O prêmio tem sido concedido desde 1974 em memória do Dr. William T. Pecora, diretor do USGS de 1965 a 1971 e responsável pelo Programa Landsat, cujos satélites registram as transformações do ambiente terrestre há quatro décadas. Mais informações na página http://remotesensing.usgs.gov/pecora.php

Os dois prêmios devem-se à atuação do cientista na disseminação do uso de dados de observação da Terra e ferramentas de geoinformação. Hoje, o INPE é líder mundial em distribuição gratuita de dados de satélites como CBERS e Landsat. Ainda desenvolveu um software livre para geoinformática de grande alcance nacional e internacional e mantém um curso de pós-graduação em Sensoriamento Remoto reconhecido com a nota máxima (conceito 7) pela CAPES. Os cientistas do INPE também criaram um sistema de monitoramento ambiental da Amazônia, que permitiu ao Brasil reduzir o desmatamento de 27.000 km² para 6.000 km², e é considerado modelo para o mundo pelas revistas Science e Nature.
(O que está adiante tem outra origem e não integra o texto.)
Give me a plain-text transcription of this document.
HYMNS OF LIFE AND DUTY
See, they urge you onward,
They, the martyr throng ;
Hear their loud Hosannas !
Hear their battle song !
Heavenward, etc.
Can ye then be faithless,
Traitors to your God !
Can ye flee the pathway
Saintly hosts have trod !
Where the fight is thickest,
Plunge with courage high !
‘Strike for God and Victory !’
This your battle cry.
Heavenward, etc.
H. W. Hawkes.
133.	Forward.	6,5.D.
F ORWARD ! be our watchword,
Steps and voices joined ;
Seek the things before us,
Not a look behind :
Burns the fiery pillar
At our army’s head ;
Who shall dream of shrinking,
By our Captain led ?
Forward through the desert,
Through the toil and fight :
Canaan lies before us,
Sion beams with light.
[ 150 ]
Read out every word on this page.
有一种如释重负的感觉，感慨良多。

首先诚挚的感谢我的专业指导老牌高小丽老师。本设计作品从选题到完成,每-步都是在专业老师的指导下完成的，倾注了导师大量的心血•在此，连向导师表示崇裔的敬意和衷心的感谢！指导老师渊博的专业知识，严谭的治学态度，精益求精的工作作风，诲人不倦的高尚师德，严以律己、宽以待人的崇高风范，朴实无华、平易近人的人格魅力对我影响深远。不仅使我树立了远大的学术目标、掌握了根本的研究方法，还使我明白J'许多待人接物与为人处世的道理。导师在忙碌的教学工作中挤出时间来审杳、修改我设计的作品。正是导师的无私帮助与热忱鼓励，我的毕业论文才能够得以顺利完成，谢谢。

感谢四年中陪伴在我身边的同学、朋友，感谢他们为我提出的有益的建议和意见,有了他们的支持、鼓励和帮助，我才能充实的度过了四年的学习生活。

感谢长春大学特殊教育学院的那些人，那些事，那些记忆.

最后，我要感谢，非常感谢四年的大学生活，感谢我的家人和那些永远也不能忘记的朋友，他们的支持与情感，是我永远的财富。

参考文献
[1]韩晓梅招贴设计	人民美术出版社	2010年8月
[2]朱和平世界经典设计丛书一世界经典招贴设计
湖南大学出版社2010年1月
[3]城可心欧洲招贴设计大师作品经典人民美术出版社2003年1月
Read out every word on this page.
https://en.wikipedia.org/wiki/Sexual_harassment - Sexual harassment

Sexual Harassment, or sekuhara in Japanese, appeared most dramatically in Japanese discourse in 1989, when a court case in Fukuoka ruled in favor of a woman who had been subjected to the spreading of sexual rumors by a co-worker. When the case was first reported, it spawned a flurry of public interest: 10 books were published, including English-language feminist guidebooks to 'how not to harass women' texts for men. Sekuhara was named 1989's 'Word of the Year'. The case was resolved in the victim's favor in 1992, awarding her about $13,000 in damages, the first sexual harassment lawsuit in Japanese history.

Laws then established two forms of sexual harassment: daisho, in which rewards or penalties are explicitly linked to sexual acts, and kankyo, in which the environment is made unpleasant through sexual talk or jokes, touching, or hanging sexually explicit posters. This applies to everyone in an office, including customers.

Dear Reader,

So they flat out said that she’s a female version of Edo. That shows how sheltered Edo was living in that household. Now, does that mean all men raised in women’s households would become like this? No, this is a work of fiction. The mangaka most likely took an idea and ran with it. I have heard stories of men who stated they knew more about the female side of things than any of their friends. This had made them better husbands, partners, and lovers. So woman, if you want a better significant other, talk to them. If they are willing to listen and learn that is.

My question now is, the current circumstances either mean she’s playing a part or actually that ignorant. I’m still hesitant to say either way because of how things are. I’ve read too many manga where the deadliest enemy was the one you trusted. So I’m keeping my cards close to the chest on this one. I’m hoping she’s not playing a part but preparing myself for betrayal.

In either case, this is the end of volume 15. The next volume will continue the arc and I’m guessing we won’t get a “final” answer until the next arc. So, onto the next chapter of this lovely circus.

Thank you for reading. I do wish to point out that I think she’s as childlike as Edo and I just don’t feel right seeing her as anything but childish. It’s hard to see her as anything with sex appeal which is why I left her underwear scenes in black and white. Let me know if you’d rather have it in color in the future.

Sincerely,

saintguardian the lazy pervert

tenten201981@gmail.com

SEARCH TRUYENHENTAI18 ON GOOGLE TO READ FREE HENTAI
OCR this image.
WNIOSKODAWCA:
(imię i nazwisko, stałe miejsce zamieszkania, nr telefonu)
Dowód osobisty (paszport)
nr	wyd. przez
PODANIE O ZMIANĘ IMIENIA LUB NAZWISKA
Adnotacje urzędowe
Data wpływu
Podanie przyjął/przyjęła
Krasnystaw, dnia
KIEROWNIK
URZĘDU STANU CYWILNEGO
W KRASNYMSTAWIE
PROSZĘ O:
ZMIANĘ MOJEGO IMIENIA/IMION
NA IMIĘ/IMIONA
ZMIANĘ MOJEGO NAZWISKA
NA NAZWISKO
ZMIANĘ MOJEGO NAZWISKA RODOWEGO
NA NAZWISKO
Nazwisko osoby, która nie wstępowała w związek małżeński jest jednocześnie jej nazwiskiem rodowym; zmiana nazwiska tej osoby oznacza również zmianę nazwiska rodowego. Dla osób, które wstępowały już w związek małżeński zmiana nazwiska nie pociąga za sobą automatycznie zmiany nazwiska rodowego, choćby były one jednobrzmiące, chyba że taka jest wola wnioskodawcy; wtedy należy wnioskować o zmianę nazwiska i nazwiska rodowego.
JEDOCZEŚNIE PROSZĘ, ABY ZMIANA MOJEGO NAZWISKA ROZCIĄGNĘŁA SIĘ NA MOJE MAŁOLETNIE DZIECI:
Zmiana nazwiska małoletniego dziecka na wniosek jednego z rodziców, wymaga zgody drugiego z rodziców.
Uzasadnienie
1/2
E dando sequência ao sucesso na área ambiental, o INPE lança a ferramenta TerraMA2, destinada a monitor e analisar os desastres naturais. Essa plataforma computacional está aberta a qualquer um que esteja interessado em desenvolver seu próprio sistema de riscos ambientais. Com o TerraMA2, é possível monitorar qualquer ocorrência a partir de informações disponíveis na internet, dados de satélites e radares meteorológicos, modelos numéricos, plataformas de coleta de dados, sondas, boias, estações e instrumentos geotécnicos.

O usuário pode acompanhar desde incêndios florestais, deslizamentos, enchentes e estiagens, até interrupções na rede de energia por raios e movimentos de marés com ressacas em regiões portuárias, entre outras situações de risco.

A possibilidade de reunir diferentes bases de informações permite que o TerraMA2 seja usado como plataforma para o monitoramento de ocorrências de vários tipos, como abalos sísmicos, descargas elétricas e até epidemias e homicídios. Ferramenta útil para instituições públicas ou privadas. A plataforma está disponível na página www.dpi.inpe.br/terrama2

*Mario Eugenio Saturno (mariosaturno.blog.com) é Tecnologista Sênior do Instituto Nacional de Pesquisas Espaciais (INPE) e congregado mariano.